“What reason do you have to be embarrassed?”
She rolled her eyes, instantly inflaming my need to kiss her. Ember was too damn cute. “I snuck out this morning because I just needed some space. Needed to breathe. I ran away like some drama-filled teenager instead of staying to fight things out with you.”
“We all need a little time to think sometimes,” I said, moving my hands through her loose, insanely gorgeous hair to the back of her head.
“I literally ran home to my mother, Josh. She then told me that she wasn’t going to watch my mope fest and to come up here if I wanted to breathe.”
“And now?”
“This is the first full breath I’ve taken since I left you this morning.” She sighed, a look passing between us that said everything words couldn’t.
“Yeah, I get that. You’re my oxygen,” I admitted. “I woke up without you this morning, and realizing I’d driven you to that—to leave me—I never want to feel that again. And yet, there’s still this part of me that says you’d be better off if I just let you go.”
“Josh.” Her face fell.
“No, if you want in, and I mean all the way in, that’s where this leads. There are ugly parts of me, December. Parts that think I should have spared you all this pain and walked away years ago. Parts that hate myself for loving my job, loving my mission. Parts of me that won’t stop screaming that my choice killed Trivette. That I killed Will, and he should be alive. Not me. That I’ll never live up to earning that sacrifice.”
“That’s not true,” she whispered.
“What’s true is a very clouded concept in my head. On one hand, I’m shoving you away from this nightmare because you’re not a part of it. You are the one place that isn’t shadowed to me. On the other hand, I’m holding on to you as tight as possible, because the moments I’m kissing you, holding you, it all evaporates and I’m whole.”
“And you think you’d lose that?” she asked.
“Like I said last night, I’ve never been willing to risk it. The way you look at me, the way you see me, Ember—I’m not sure that guy exists in me anymore. You said that I’m breaking you, but if you see those broken pieces of me…” I shook my head, words failing.

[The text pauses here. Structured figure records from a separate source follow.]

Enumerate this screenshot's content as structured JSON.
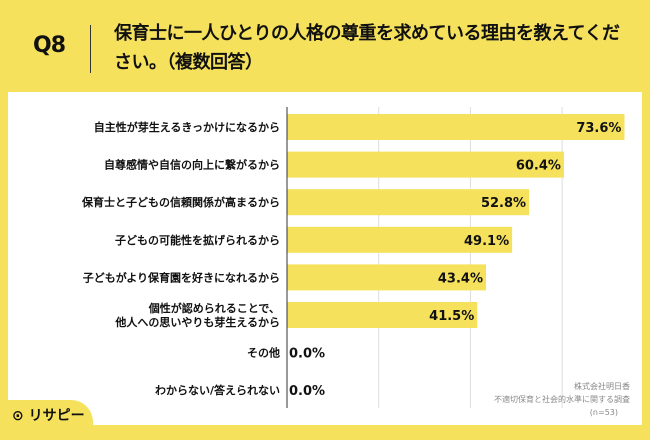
{
  "header": {
    "q_number": "Q8",
    "title": "保育士に一人ひとりの人格の尊重を求めている理由を教えてください。（複数回答）"
  },
  "chart_data": {
    "type": "bar",
    "orientation": "horizontal",
    "categories": [
      "自主性が芽生えるきっかけになるから",
      "自尊感情や自信の向上に繋がるから",
      "保育士と子どもの信頼関係が高まるから",
      "子どもの可能性を拡げられるから",
      "子どもがより保育園を好きになれるから",
      "個性が認められることで、\n他人への思いやりも芽生えるから",
      "その他",
      "わからない/答えられない"
    ],
    "values": [
      73.6,
      60.4,
      52.8,
      49.1,
      43.4,
      41.5,
      0.0,
      0.0
    ],
    "data_labels": [
      "73.6%",
      "60.4%",
      "52.8%",
      "49.1%",
      "43.4%",
      "41.5%",
      "0.0%",
      "0.0%"
    ],
    "xlim": [
      0,
      80
    ],
    "grid": true,
    "bar_color": "#f5e15c"
  },
  "footer": {
    "company": "株式会社明日香",
    "survey": "不適切保育と社会的水準に関する調査",
    "n": "(n=53)"
  },
  "logo": {
    "text": "リサピー"
  }
}
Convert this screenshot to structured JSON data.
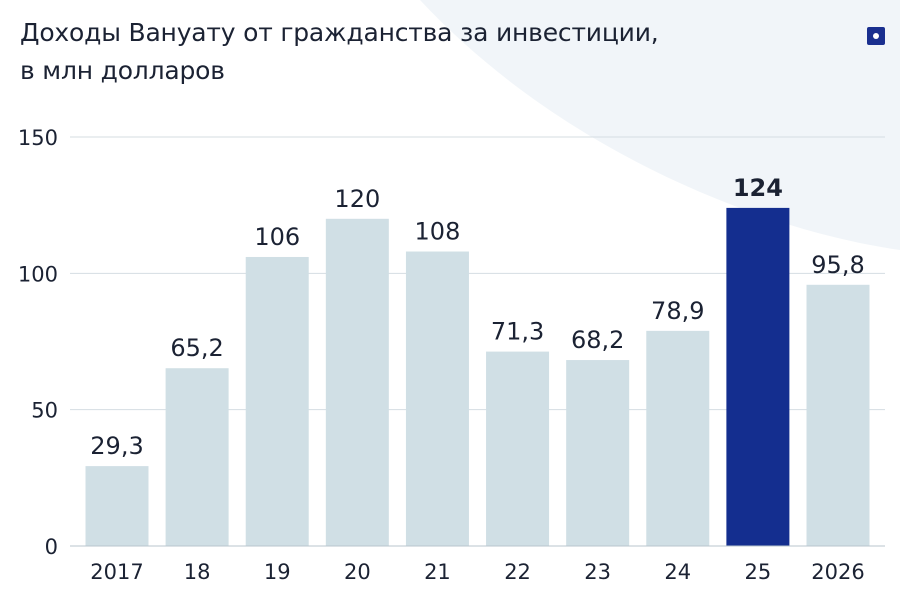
{
  "title_line1": "Доходы Вануату от гражданства за инвестиции,",
  "title_line2": "в млн долларов",
  "colors": {
    "bar": "#d0dfe5",
    "highlight": "#142e8f",
    "grid": "#d5dde2",
    "axis_text": "#1b2233"
  },
  "logo_icon": "square-dot-icon",
  "chart_data": {
    "type": "bar",
    "title": "Доходы Вануату от гражданства за инвестиции, в млн долларов",
    "xlabel": "",
    "ylabel": "",
    "ylim": [
      0,
      150
    ],
    "yticks": [
      "0",
      "50",
      "100",
      "150"
    ],
    "grid": true,
    "categories": [
      "2017",
      "18",
      "19",
      "20",
      "21",
      "22",
      "23",
      "24",
      "25",
      "2026"
    ],
    "values": [
      29.3,
      65.2,
      106,
      120,
      108,
      71.3,
      68.2,
      78.9,
      124,
      95.8
    ],
    "value_labels": [
      "29,3",
      "65,2",
      "106",
      "120",
      "108",
      "71,3",
      "68,2",
      "78,9",
      "124",
      "95,8"
    ],
    "highlight_category": "25"
  }
}
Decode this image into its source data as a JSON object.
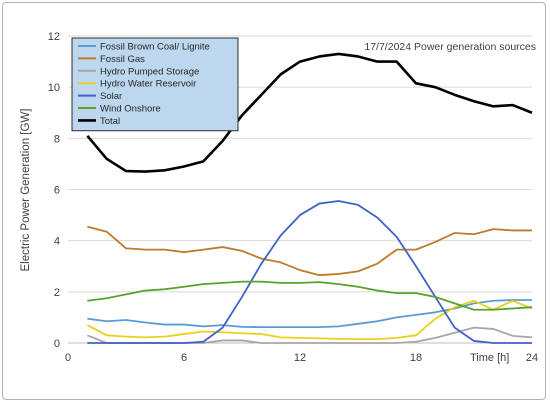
{
  "chart_data": {
    "type": "line",
    "title": "17/7/2024 Power generation sources",
    "xlabel": "Time [h]",
    "ylabel": "Electric Power Generation  [GW]",
    "xlim": [
      0,
      24
    ],
    "ylim": [
      0,
      12
    ],
    "x_ticks": [
      "0",
      "6",
      "12",
      "18",
      "24"
    ],
    "y_ticks": [
      "0",
      "2",
      "4",
      "6",
      "8",
      "10",
      "12"
    ],
    "grid": "horizontal",
    "legend_position": "top-left",
    "x": [
      1,
      2,
      3,
      4,
      5,
      6,
      7,
      8,
      9,
      10,
      11,
      12,
      13,
      14,
      15,
      16,
      17,
      18,
      19,
      20,
      21,
      22,
      23,
      24
    ],
    "series": [
      {
        "name": "Fossil Brown Coal/ Lignite",
        "color": "#5b9bd5",
        "values": [
          0.95,
          0.85,
          0.9,
          0.8,
          0.72,
          0.72,
          0.65,
          0.7,
          0.63,
          0.62,
          0.62,
          0.62,
          0.62,
          0.65,
          0.75,
          0.85,
          1.0,
          1.1,
          1.2,
          1.35,
          1.55,
          1.65,
          1.68,
          1.68
        ]
      },
      {
        "name": "Fossil Gas",
        "color": "#c07a2a",
        "values": [
          4.55,
          4.35,
          3.7,
          3.65,
          3.65,
          3.55,
          3.65,
          3.75,
          3.6,
          3.3,
          3.15,
          2.85,
          2.65,
          2.7,
          2.8,
          3.1,
          3.65,
          3.65,
          3.95,
          4.3,
          4.25,
          4.45,
          4.4,
          4.4
        ]
      },
      {
        "name": "Hydro Pumped Storage",
        "color": "#a6a6a6",
        "values": [
          0.3,
          0.0,
          0.0,
          0.0,
          0.0,
          0.0,
          0.0,
          0.1,
          0.1,
          0.0,
          0.0,
          0.0,
          0.0,
          0.0,
          0.0,
          0.0,
          0.0,
          0.05,
          0.2,
          0.4,
          0.6,
          0.55,
          0.28,
          0.22
        ]
      },
      {
        "name": "Hydro Water Reservoir",
        "color": "#e8d21c",
        "values": [
          0.7,
          0.3,
          0.25,
          0.22,
          0.25,
          0.35,
          0.45,
          0.42,
          0.38,
          0.35,
          0.22,
          0.2,
          0.18,
          0.16,
          0.15,
          0.15,
          0.2,
          0.3,
          0.95,
          1.4,
          1.65,
          1.3,
          1.65,
          1.35
        ]
      },
      {
        "name": "Solar",
        "color": "#3f62c4",
        "values": [
          0.0,
          0.0,
          0.0,
          0.0,
          0.0,
          0.0,
          0.05,
          0.6,
          1.8,
          3.1,
          4.2,
          5.0,
          5.45,
          5.55,
          5.4,
          4.9,
          4.15,
          3.0,
          1.8,
          0.6,
          0.08,
          0.0,
          0.0,
          0.0
        ]
      },
      {
        "name": "Wind Onshore",
        "color": "#5aa02c",
        "values": [
          1.65,
          1.75,
          1.9,
          2.05,
          2.1,
          2.2,
          2.3,
          2.35,
          2.4,
          2.4,
          2.35,
          2.35,
          2.38,
          2.3,
          2.2,
          2.05,
          1.95,
          1.95,
          1.8,
          1.55,
          1.3,
          1.3,
          1.35,
          1.4
        ]
      },
      {
        "name": "Total",
        "color": "#000000",
        "values": [
          8.1,
          7.2,
          6.72,
          6.7,
          6.75,
          6.9,
          7.1,
          7.9,
          8.9,
          9.7,
          10.5,
          11.0,
          11.2,
          11.3,
          11.2,
          11.0,
          11.0,
          10.15,
          10.0,
          9.7,
          9.45,
          9.25,
          9.3,
          9.0
        ]
      }
    ]
  }
}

She brought her hands up slowly to my arms. “Josh, it’s all just you. Every tiny piece, whether you like it or not, it all combines to make you who you are, and I am wildly and desperately in love with you. Nothing is ever going to change that. There is nothing you could do or say that could make me stop loving you, so it would be a lot easier if you stopped trying to push me away. I don’t need you to lay bare every detail. I’m not pushing you for that, but if you can’t lean on me for support, then what are we doing? Why are we getting married?”
“Because even the pieces of me that know I’m in no shape to love you, can’t stop loving you. I don’t exist without you. You’re in every fucking beat of my heart. You are my first thought when I open my eyes. You were my last thought as we crashed. I almost ruined you. I…I could still ruin you.”

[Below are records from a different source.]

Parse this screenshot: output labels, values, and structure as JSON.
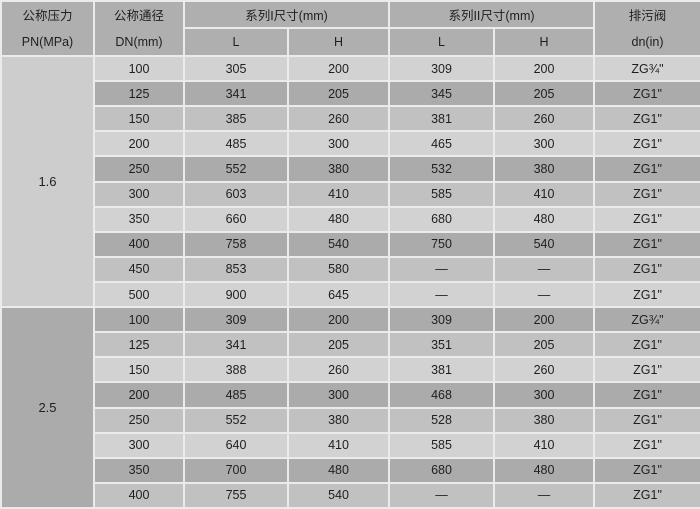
{
  "colors": {
    "border": "#ebebeb",
    "header_bg": "#afafaf",
    "row_light": "#d2d2d2",
    "row_mid": "#c1c1c1",
    "row_dark": "#ababab",
    "pn_cell_1_bg": "#cdcdcd",
    "pn_cell_2_bg": "#ababab",
    "text": "#1f1f1f"
  },
  "table": {
    "header": {
      "pn": [
        "公称压力",
        "PN(MPa)"
      ],
      "dn": [
        "公称通径",
        "DN(mm)"
      ],
      "series1": "系列I尺寸(mm)",
      "series2": "系列II尺寸(mm)",
      "sub_l1": "L",
      "sub_h1": "H",
      "sub_l2": "L",
      "sub_h2": "H",
      "drain": [
        "排污阀",
        "dn(in)"
      ]
    },
    "sections": [
      {
        "pn": "1.6",
        "pn_shade": "light",
        "rows": [
          {
            "dn": "100",
            "l1": "305",
            "h1": "200",
            "l2": "309",
            "h2": "200",
            "drain": "ZG¾\"",
            "shade": "light"
          },
          {
            "dn": "125",
            "l1": "341",
            "h1": "205",
            "l2": "345",
            "h2": "205",
            "drain": "ZG1\"",
            "shade": "dark"
          },
          {
            "dn": "150",
            "l1": "385",
            "h1": "260",
            "l2": "381",
            "h2": "260",
            "drain": "ZG1\"",
            "shade": "mid"
          },
          {
            "dn": "200",
            "l1": "485",
            "h1": "300",
            "l2": "465",
            "h2": "300",
            "drain": "ZG1\"",
            "shade": "light"
          },
          {
            "dn": "250",
            "l1": "552",
            "h1": "380",
            "l2": "532",
            "h2": "380",
            "drain": "ZG1\"",
            "shade": "dark"
          },
          {
            "dn": "300",
            "l1": "603",
            "h1": "410",
            "l2": "585",
            "h2": "410",
            "drain": "ZG1\"",
            "shade": "mid"
          },
          {
            "dn": "350",
            "l1": "660",
            "h1": "480",
            "l2": "680",
            "h2": "480",
            "drain": "ZG1\"",
            "shade": "light"
          },
          {
            "dn": "400",
            "l1": "758",
            "h1": "540",
            "l2": "750",
            "h2": "540",
            "drain": "ZG1\"",
            "shade": "dark"
          },
          {
            "dn": "450",
            "l1": "853",
            "h1": "580",
            "l2": "—",
            "h2": "—",
            "drain": "ZG1\"",
            "shade": "mid"
          },
          {
            "dn": "500",
            "l1": "900",
            "h1": "645",
            "l2": "—",
            "h2": "—",
            "drain": "ZG1\"",
            "shade": "light"
          }
        ]
      },
      {
        "pn": "2.5",
        "pn_shade": "dark",
        "rows": [
          {
            "dn": "100",
            "l1": "309",
            "h1": "200",
            "l2": "309",
            "h2": "200",
            "drain": "ZG¾\"",
            "shade": "dark"
          },
          {
            "dn": "125",
            "l1": "341",
            "h1": "205",
            "l2": "351",
            "h2": "205",
            "drain": "ZG1\"",
            "shade": "mid"
          },
          {
            "dn": "150",
            "l1": "388",
            "h1": "260",
            "l2": "381",
            "h2": "260",
            "drain": "ZG1\"",
            "shade": "light"
          },
          {
            "dn": "200",
            "l1": "485",
            "h1": "300",
            "l2": "468",
            "h2": "300",
            "drain": "ZG1\"",
            "shade": "dark"
          },
          {
            "dn": "250",
            "l1": "552",
            "h1": "380",
            "l2": "528",
            "h2": "380",
            "drain": "ZG1\"",
            "shade": "mid"
          },
          {
            "dn": "300",
            "l1": "640",
            "h1": "410",
            "l2": "585",
            "h2": "410",
            "drain": "ZG1\"",
            "shade": "light"
          },
          {
            "dn": "350",
            "l1": "700",
            "h1": "480",
            "l2": "680",
            "h2": "480",
            "drain": "ZG1\"",
            "shade": "dark"
          },
          {
            "dn": "400",
            "l1": "755",
            "h1": "540",
            "l2": "—",
            "h2": "—",
            "drain": "ZG1\"",
            "shade": "mid"
          }
        ]
      }
    ]
  }
}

Her eyes didn’t leave mine—they were open, honest, and bluer than the Colorado sky above us. “I made my choice years ago. I knew all of this was a possibility, and I chose you. I still choose every part of you, every day.”
“And when you realize that those parts of me might be too broken to fix?”

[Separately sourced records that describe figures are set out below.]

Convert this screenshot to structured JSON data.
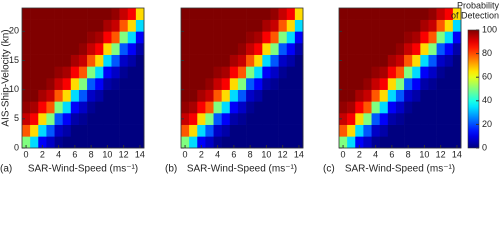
{
  "chart_data": [
    {
      "type": "heatmap",
      "panel_label": "(a)",
      "x_label": "SAR-Wind-Speed (ms⁻¹)",
      "y_label": "AIS-Ship-Velocity (kn)",
      "x": [
        0,
        1,
        2,
        3,
        4,
        5,
        6,
        7,
        8,
        9,
        10,
        11,
        12,
        13,
        14
      ],
      "y": [
        1,
        3,
        5,
        7,
        9,
        11,
        13,
        15,
        17,
        19,
        21,
        23
      ],
      "xlim": [
        -0.5,
        14.5
      ],
      "ylim": [
        0,
        24
      ],
      "xticks": [
        0,
        2,
        4,
        6,
        8,
        10,
        12,
        14
      ],
      "yticks": [
        0,
        5,
        10,
        15,
        20
      ],
      "ytick_labels": true,
      "zlim": [
        0,
        100
      ],
      "z": [
        [
          50,
          34,
          12,
          7,
          2,
          0,
          0,
          0,
          0,
          0,
          0,
          0,
          0,
          0,
          0
        ],
        [
          79,
          66,
          34,
          21,
          7,
          4,
          0,
          0,
          0,
          0,
          0,
          0,
          0,
          0,
          0
        ],
        [
          93,
          88,
          66,
          50,
          21,
          12,
          4,
          2,
          0,
          0,
          0,
          0,
          0,
          0,
          0
        ],
        [
          98,
          96,
          88,
          79,
          50,
          34,
          12,
          7,
          2,
          0,
          0,
          0,
          0,
          0,
          0
        ],
        [
          100,
          100,
          96,
          93,
          79,
          66,
          34,
          21,
          7,
          4,
          0,
          0,
          0,
          0,
          0
        ],
        [
          100,
          100,
          100,
          98,
          93,
          88,
          66,
          50,
          21,
          12,
          4,
          2,
          0,
          0,
          0
        ],
        [
          100,
          100,
          100,
          100,
          98,
          96,
          88,
          79,
          50,
          34,
          12,
          7,
          2,
          0,
          0
        ],
        [
          100,
          100,
          100,
          100,
          100,
          100,
          96,
          93,
          79,
          66,
          34,
          21,
          7,
          4,
          0
        ],
        [
          100,
          100,
          100,
          100,
          100,
          100,
          100,
          98,
          93,
          88,
          66,
          50,
          21,
          12,
          4
        ],
        [
          100,
          100,
          100,
          100,
          100,
          100,
          100,
          100,
          98,
          96,
          88,
          79,
          50,
          34,
          12
        ],
        [
          100,
          100,
          100,
          100,
          100,
          100,
          100,
          100,
          100,
          100,
          96,
          93,
          79,
          66,
          34
        ],
        [
          100,
          100,
          100,
          100,
          100,
          100,
          100,
          100,
          100,
          100,
          100,
          98,
          93,
          88,
          66
        ]
      ]
    },
    {
      "type": "heatmap",
      "panel_label": "(b)",
      "x_label": "SAR-Wind-Speed (ms⁻¹)",
      "x": [
        0,
        1,
        2,
        3,
        4,
        5,
        6,
        7,
        8,
        9,
        10,
        11,
        12,
        13,
        14
      ],
      "y": [
        1,
        3,
        5,
        7,
        9,
        11,
        13,
        15,
        17,
        19,
        21,
        23
      ],
      "xlim": [
        -0.5,
        14.5
      ],
      "ylim": [
        0,
        24
      ],
      "xticks": [
        0,
        2,
        4,
        6,
        8,
        10,
        12,
        14
      ],
      "yticks": [
        0,
        5,
        10,
        15,
        20
      ],
      "ytick_labels": false,
      "zlim": [
        0,
        100
      ],
      "z": [
        [
          50,
          34,
          12,
          7,
          2,
          0,
          0,
          0,
          0,
          0,
          0,
          0,
          0,
          0,
          0
        ],
        [
          79,
          66,
          34,
          21,
          7,
          4,
          0,
          0,
          0,
          0,
          0,
          0,
          0,
          0,
          0
        ],
        [
          93,
          88,
          66,
          50,
          21,
          12,
          4,
          2,
          0,
          0,
          0,
          0,
          0,
          0,
          0
        ],
        [
          98,
          96,
          88,
          79,
          50,
          34,
          12,
          7,
          2,
          0,
          0,
          0,
          0,
          0,
          0
        ],
        [
          100,
          100,
          96,
          93,
          79,
          66,
          34,
          21,
          7,
          4,
          0,
          0,
          0,
          0,
          0
        ],
        [
          100,
          100,
          100,
          98,
          93,
          88,
          66,
          50,
          21,
          12,
          4,
          2,
          0,
          0,
          0
        ],
        [
          100,
          100,
          100,
          100,
          98,
          96,
          88,
          79,
          50,
          34,
          12,
          7,
          2,
          0,
          0
        ],
        [
          100,
          100,
          100,
          100,
          100,
          100,
          96,
          93,
          79,
          66,
          34,
          21,
          7,
          4,
          0
        ],
        [
          100,
          100,
          100,
          100,
          100,
          100,
          100,
          98,
          93,
          88,
          66,
          50,
          21,
          12,
          4
        ],
        [
          100,
          100,
          100,
          100,
          100,
          100,
          100,
          100,
          98,
          96,
          88,
          79,
          50,
          34,
          12
        ],
        [
          100,
          100,
          100,
          100,
          100,
          100,
          100,
          100,
          100,
          100,
          96,
          93,
          79,
          66,
          34
        ],
        [
          100,
          100,
          100,
          100,
          100,
          100,
          100,
          100,
          100,
          100,
          100,
          98,
          93,
          88,
          66
        ]
      ]
    },
    {
      "type": "heatmap",
      "panel_label": "(c)",
      "x_label": "SAR-Wind-Speed (ms⁻¹)",
      "x": [
        0,
        1,
        2,
        3,
        4,
        5,
        6,
        7,
        8,
        9,
        10,
        11,
        12,
        13,
        14
      ],
      "y": [
        1,
        3,
        5,
        7,
        9,
        11,
        13,
        15,
        17,
        19,
        21,
        23
      ],
      "xlim": [
        -0.5,
        14.5
      ],
      "ylim": [
        0,
        24
      ],
      "xticks": [
        0,
        2,
        4,
        6,
        8,
        10,
        12,
        14
      ],
      "yticks": [
        0,
        5,
        10,
        15,
        20
      ],
      "ytick_labels": false,
      "zlim": [
        0,
        100
      ],
      "z": [
        [
          50,
          34,
          12,
          7,
          2,
          0,
          0,
          0,
          0,
          0,
          0,
          0,
          0,
          0,
          0
        ],
        [
          79,
          66,
          34,
          21,
          7,
          4,
          0,
          0,
          0,
          0,
          0,
          0,
          0,
          0,
          0
        ],
        [
          93,
          88,
          66,
          50,
          21,
          12,
          4,
          2,
          0,
          0,
          0,
          0,
          0,
          0,
          0
        ],
        [
          98,
          96,
          88,
          79,
          50,
          34,
          12,
          7,
          2,
          0,
          0,
          0,
          0,
          0,
          0
        ],
        [
          100,
          100,
          96,
          93,
          79,
          66,
          34,
          21,
          7,
          4,
          0,
          0,
          0,
          0,
          0
        ],
        [
          100,
          100,
          100,
          98,
          93,
          88,
          66,
          50,
          21,
          12,
          4,
          2,
          0,
          0,
          0
        ],
        [
          100,
          100,
          100,
          100,
          98,
          96,
          88,
          79,
          50,
          34,
          12,
          7,
          2,
          0,
          0
        ],
        [
          100,
          100,
          100,
          100,
          100,
          100,
          96,
          93,
          79,
          66,
          34,
          21,
          7,
          4,
          0
        ],
        [
          100,
          100,
          100,
          100,
          100,
          100,
          100,
          98,
          93,
          88,
          66,
          50,
          21,
          12,
          4
        ],
        [
          100,
          100,
          100,
          100,
          100,
          100,
          100,
          100,
          98,
          96,
          88,
          79,
          50,
          34,
          12
        ],
        [
          100,
          100,
          100,
          100,
          100,
          100,
          100,
          100,
          100,
          100,
          96,
          93,
          79,
          66,
          34
        ],
        [
          100,
          100,
          100,
          100,
          100,
          100,
          100,
          100,
          100,
          100,
          100,
          98,
          93,
          88,
          66
        ]
      ],
      "colorbar": {
        "title": [
          "Probability",
          "of Detection"
        ],
        "lim": [
          0,
          100
        ],
        "ticks": [
          0,
          20,
          40,
          60,
          80,
          100
        ]
      }
    }
  ]
}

She smiled, so beautiful and accepting. “Then I’ll fall in love with the broken pieces. You just have to trust me.”
“Okay.” My throat closed, emotion welling in my chest so powerfully that I was afraid of exploding from the pressure. I closed my arms around her as she tucked her head under my chin. Holding her was so easy when the world around us got too complicated. Everything else slipped away until I was left with the simple, incorruptible truth that I would always love December Howard.
I just prayed my love wouldn’t destroy her.
The next morning, I had coffee waiting when she stumbled out of the bedroom, her hair a riotous mess that made me want to take her right back to bed. But we weren’t doing that, not yet.
She’d accused me of sexing out of conversations, and she’d been right, and maybe last night we’d both been too raw to really talk, too emotionally exhausted to do more than curl around each other and sleep, but today I was coming out with all guns blazing.
“Good morning, sleepyhead,” I said, passing her a fresh cup of coffee, already creamed and sugared.
“Hmmm,” she mumbled, sipping at the cup.
“Sleep okay?”
She looked over the cup at me. “Yeah. You only woke up once, right?”
Don’t lie. Lay it bare. “Once that you woke for. I got up again around three a.m. but fell right back to sleep.”
“Are the nightmares getting worse?” She hopped onto the counter, and déjà vu hit me. It was the same exact place I’d kissed her for the first time.
“No. They’re actually less frequent, less violent. If they weren’t, I’d be worried.” I leaned back against the counter, keeping a respectable distance between us, or I’d have those pajama pants around her ankles in two seconds.
“Good. That’s good.”
“I want to take you somewhere.”
She gave me a wan smile. “Last time that didn’t work out too well for you.”